Anderson David R, Meyers Marvin J, Kurumbail Ravi G, Caspers Nicole, Poda Gennadiy I, Long Scott A, Pierce Betsy S, Mahoney Matthew W, Mourey Robert J
Pfizer Global Research and Development, St Louis Laboratories, Chesterfield, MO 63017, USA.
Bioorg Med Chem Lett. 2009 Aug 15;19(16):4878-81. doi: 10.1016/j.bmcl.2009.02.015. Epub 2009 Feb 8.
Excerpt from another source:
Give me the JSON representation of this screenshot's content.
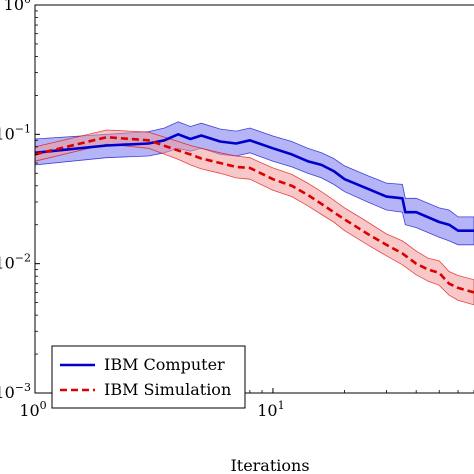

Identification of potent benzothiophene inhibitors of mitogen activated protein kinase-activated protein kinase 2 (MK2), structure-activity relationship (SAR) studies, selectivity assessments against CDK2, cellular potency and mechanism of action are presented. Crystallographic data provide a rationale for the observed MK2 potency as well as selectivity over CDK2 for this class of inhibitors.
本文介绍了有丝分裂原活化蛋白激酶激活的蛋白激酶2(MK2)强效苯并噻吩抑制剂的鉴定、构效关系(SAR)研究、针对细胞周期蛋白依赖性激酶2(CDK2)的选择性评估、细胞活性及作用机制。晶体学数据为这类抑制剂所观察到的MK2活性以及对CDK2的选择性提供了理论依据。